Royal Commission on the NHS Chapter 1

Members of the Commission:

  • Sir Alexander Walter Merrison
  • Sir Thomas Brown
  • Sir Simpson Stevenson
  • Lady Sherman;
  • Ivor Ralph Campbell   Batchelor CBE
  • Audrey Mary Prime OBE
  • Christopher John Wells OBE
  • Paul Anthony Bramley
  • Cecil Montacute Clothier QC (resigned January 1979)
  • Ann Clwyd;
  • Peter Roy Albert Jacques
  • Jean Kennedy McFarlane;
  • Kathleen Brenda Richards;
  • Dr Cyril Taylor
  • Frank Reeson Welsh
  • Professor Alan Harold Williams (resigned 31.8.1978)

Published July 1979  Cmnd 7615

Chapter 1    Introduction

1.1    We were appointed with these terms of reference:-

“To consider in the interests both of the patients and of those who work in the National Health Service the best use and management of the financial and manpower resources of the National Health Service.”

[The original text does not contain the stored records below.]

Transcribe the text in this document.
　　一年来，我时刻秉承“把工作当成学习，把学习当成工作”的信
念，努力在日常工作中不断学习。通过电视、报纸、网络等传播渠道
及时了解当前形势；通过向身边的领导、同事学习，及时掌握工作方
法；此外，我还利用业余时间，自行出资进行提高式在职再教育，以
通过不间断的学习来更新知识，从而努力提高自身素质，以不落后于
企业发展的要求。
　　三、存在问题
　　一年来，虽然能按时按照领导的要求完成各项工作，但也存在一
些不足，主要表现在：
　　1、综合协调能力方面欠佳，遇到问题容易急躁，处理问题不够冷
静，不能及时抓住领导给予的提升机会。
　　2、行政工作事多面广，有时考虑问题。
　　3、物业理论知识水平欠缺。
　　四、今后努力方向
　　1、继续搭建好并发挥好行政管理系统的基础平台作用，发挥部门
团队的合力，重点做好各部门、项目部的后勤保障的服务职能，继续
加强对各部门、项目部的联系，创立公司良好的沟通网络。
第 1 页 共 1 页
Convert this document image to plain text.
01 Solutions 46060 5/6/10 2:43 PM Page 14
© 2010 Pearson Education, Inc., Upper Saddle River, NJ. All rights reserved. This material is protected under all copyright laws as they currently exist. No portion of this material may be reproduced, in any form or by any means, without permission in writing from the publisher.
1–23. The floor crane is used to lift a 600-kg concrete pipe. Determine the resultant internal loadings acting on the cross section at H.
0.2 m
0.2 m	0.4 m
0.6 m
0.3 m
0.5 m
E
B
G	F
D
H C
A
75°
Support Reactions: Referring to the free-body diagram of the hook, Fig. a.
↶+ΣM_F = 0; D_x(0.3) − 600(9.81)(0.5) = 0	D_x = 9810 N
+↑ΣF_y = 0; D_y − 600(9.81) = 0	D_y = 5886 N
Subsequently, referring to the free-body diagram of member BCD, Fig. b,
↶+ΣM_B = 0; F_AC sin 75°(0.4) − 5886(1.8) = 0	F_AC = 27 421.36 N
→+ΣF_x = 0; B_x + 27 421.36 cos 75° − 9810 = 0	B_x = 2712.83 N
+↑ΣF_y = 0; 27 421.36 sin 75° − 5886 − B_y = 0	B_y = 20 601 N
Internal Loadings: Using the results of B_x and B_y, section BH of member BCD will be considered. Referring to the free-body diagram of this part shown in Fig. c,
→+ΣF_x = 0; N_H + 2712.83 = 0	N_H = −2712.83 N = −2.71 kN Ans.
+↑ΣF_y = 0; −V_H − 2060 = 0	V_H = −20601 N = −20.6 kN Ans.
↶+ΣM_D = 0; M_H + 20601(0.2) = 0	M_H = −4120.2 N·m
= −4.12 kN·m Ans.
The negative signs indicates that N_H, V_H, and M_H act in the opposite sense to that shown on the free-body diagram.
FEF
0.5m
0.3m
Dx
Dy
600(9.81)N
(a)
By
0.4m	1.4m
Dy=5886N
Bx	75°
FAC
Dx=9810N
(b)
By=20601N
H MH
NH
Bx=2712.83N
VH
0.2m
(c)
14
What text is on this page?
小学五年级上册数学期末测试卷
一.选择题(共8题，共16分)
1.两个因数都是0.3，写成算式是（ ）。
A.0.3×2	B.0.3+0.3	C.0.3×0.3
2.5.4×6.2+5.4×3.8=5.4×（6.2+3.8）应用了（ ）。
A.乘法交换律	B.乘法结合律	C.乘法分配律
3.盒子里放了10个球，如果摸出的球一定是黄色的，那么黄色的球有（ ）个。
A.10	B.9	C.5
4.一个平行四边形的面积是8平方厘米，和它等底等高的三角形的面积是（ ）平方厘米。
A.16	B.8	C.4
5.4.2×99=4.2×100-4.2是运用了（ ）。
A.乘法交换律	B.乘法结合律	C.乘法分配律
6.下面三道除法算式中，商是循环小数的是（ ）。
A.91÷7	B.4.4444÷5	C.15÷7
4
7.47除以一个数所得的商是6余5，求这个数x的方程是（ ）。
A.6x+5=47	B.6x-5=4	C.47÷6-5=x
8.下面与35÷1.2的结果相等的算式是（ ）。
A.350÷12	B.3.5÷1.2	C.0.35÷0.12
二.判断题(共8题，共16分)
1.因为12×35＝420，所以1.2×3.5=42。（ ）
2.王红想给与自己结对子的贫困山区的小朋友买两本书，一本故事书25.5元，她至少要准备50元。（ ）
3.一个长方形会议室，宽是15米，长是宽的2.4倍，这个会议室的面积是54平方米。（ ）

Our remit covered England, Scotland, Wales and the parallel services in Northern Ireland.

  • The Royal Warrant was issued on 19 May 1976 and there have been 35 meetings of the Commission, including five conferences lasting two or more days. Much of our work was done in sub-committees which between them held 83 meetings. In addition we visited each of the four constituent parts of the United Kingdom at least once, and took oral evidence in Edinburgh, Cardiff and Belfast as well as in London. Groups of us visited and held discussions with officials and individuals in Canada and the USA; West Germany; France and Holland; Sweden and Denmark; Yugoslavia and the USSR.
  • We received 2,460 written evidence submissions and held 58 oral evidence sessions. In addition we met and spoke informally to about 2,800 individuals during the course of our work and visits in the UK and abroad.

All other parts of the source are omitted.